Si los cincuenta años que antecedieron a la crisis financiera de Wall Street fueron testigos de la transformación de diferentes “ciudades provincianas” en grandes metrópolis comerciales al ritmo de su incorporación al mercado mundial, la crisis de 1930 no solo “unificó visiblemente el destino latinoamericano”, sino que dio lugar al protagonismo de las masas en la nueva fisonomía que habrían de experimentar las ciudades más importantes del continente.
En el análisis de Romero las ciudades latinoamericanas posteriores a la crisis ya no se caracterizaron por una forma “definida e inconfundible” moldeada entre 1880 y 1930 por “las clases dominantes de las ciudades que impusieron sus puntos de vista sobre el desarrollo de regiones y países [y] poseyeron una mentalidad muy organizada y montada sobre unos pocos e inquebrantables principios que gozaron de extenso consentimiento”.[26] Por el contrario, de las profundas transformaciones económicas, de las nuevas condiciones de trabajo rural y, sobre todo, de la escasez que resultó ser el motor de “intensos y variados cambios”, surgió una fuerza nueva que “crecía como un torrente y cuyas voces sonaban como un clamor”[27]. El resultado de su incorporación a la urbe fue una sociedad escindida con respecto a las antiguas clases tradicionales y con un alto grado de anomia.
Del mismo modo que había analizado para las sociedades industriales en la década de 1920, el primer indicio de que algo había cambiado se manifestaba numéricamente.

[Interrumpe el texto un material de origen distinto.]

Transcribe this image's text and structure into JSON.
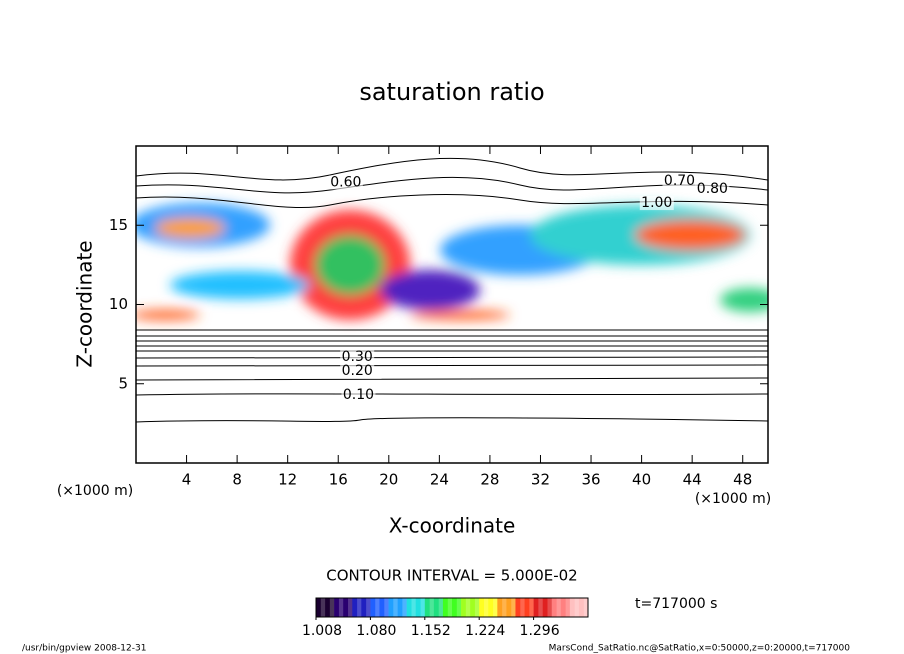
{
  "chart_data": {
    "type": "contour",
    "title": "saturation ratio",
    "x_label": "X-coordinate",
    "y_label": "Z-coordinate",
    "x_unit": "(×1000 m)",
    "y_unit": "(×1000 m)",
    "xlim": [
      0,
      50
    ],
    "xticks": [
      4,
      8,
      12,
      16,
      20,
      24,
      28,
      32,
      36,
      40,
      44,
      48
    ],
    "ylim": [
      0,
      20
    ],
    "yticks": [
      5,
      10,
      15
    ],
    "contour_interval": "CONTOUR INTERVAL = 5.000E-02",
    "contour_labels": [
      {
        "value": 0.6,
        "label": "0.60",
        "x": 16.6,
        "z": 17.7
      },
      {
        "value": 0.7,
        "label": "0.70",
        "x": 43.0,
        "z": 17.8
      },
      {
        "value": 0.8,
        "label": "0.80",
        "x": 45.6,
        "z": 17.3
      },
      {
        "value": 1.0,
        "label": "1.00",
        "x": 41.2,
        "z": 16.4
      },
      {
        "value": 0.3,
        "label": "0.30",
        "x": 17.5,
        "z": 6.7
      },
      {
        "value": 0.2,
        "label": "0.20",
        "x": 17.5,
        "z": 5.8
      },
      {
        "value": 0.1,
        "label": "0.10",
        "x": 17.6,
        "z": 4.3
      }
    ],
    "colorbar": {
      "lim": [
        1.008,
        1.368
      ],
      "ticks": [
        {
          "value": 1.008,
          "label": "1.008"
        },
        {
          "value": 1.08,
          "label": "1.080"
        },
        1.152,
        1.224,
        1.296
      ],
      "colors": [
        "#1a0030",
        "#2a0070",
        "#2020c0",
        "#2060ff",
        "#20a0ff",
        "#20e0e0",
        "#20e080",
        "#40ff20",
        "#a0ff20",
        "#ffff20",
        "#ffa020",
        "#ff4020",
        "#e02020",
        "#ff8080",
        "#ffc0c0"
      ]
    },
    "time": "t=717000 s",
    "footer_left": "/usr/bin/gpview   2008-12-31",
    "footer_right": "MarsCond_SatRatio.nc@SatRatio,x=0:50000,z=0:20000,t=717000"
  }
}
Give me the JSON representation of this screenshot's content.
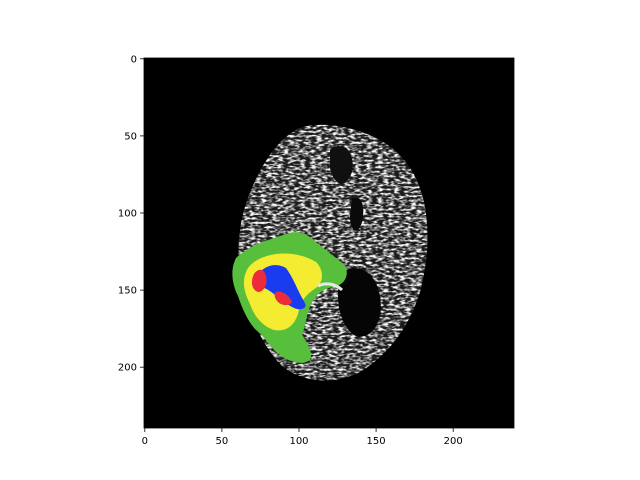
{
  "image": {
    "description_free": true,
    "colormap": {
      "background": "#000000",
      "edema": "#58bf3c",
      "enhancing": "#f4ec31",
      "core": "#1a3cf0",
      "necrosis": "#ee2b3b"
    }
  },
  "axes": {
    "x_ticks": [
      {
        "value": 0,
        "label": "0"
      },
      {
        "value": 50,
        "label": "50"
      },
      {
        "value": 100,
        "label": "100"
      },
      {
        "value": 150,
        "label": "150"
      },
      {
        "value": 200,
        "label": "200"
      }
    ],
    "y_ticks": [
      {
        "value": 0,
        "label": "0"
      },
      {
        "value": 50,
        "label": "50"
      },
      {
        "value": 100,
        "label": "100"
      },
      {
        "value": 150,
        "label": "150"
      },
      {
        "value": 200,
        "label": "200"
      }
    ],
    "xlim": [
      0,
      240
    ],
    "ylim": [
      240,
      0
    ]
  }
}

En las ciudades había cada vez más gente. En las calles los miembros de las clases tradicionales latinoamericanas observaban con asombro la presencia de inmigrantes que demandaban su lugar en el conglomerado urbano y en la sociedad que allí se había conformado. Sin embargo, lo que parecía un fenómeno cuantitativo pronto mostró un impacto más profundo y decisivo. En ese sentido “las ciudades masificadas” se caracterizaron por un juego de yuxtaposiciones. Por un lado, entre lo que Romero llamó la “sociedad normalizada” –aquella a la que pertenecían las viejas clases tradicionales, articuladas dentro de un sistema convenido de normas– y una sociedad anómica que era también el resultado de la yuxtaposición de grupos con culturas y orígenes diversos que se agrupaban precariamente en los márgenes de aquellas ciudades.
No obstante la profunda heterogeneidad de esa sociedad anómica, fue la mirada de la sociedad normalizada la que unificó al conjunto abigarrado de personas que con diferentes recursos buscaban acceder a los beneficios del grupo que las recelaba. En ese sentido, la dialéctica entre masas y minorías resultaba clave, nuevamente, para entender el proceso de integración y conflictos que atravesarían las sociedades urbanas de América Latina en las décadas siguientes.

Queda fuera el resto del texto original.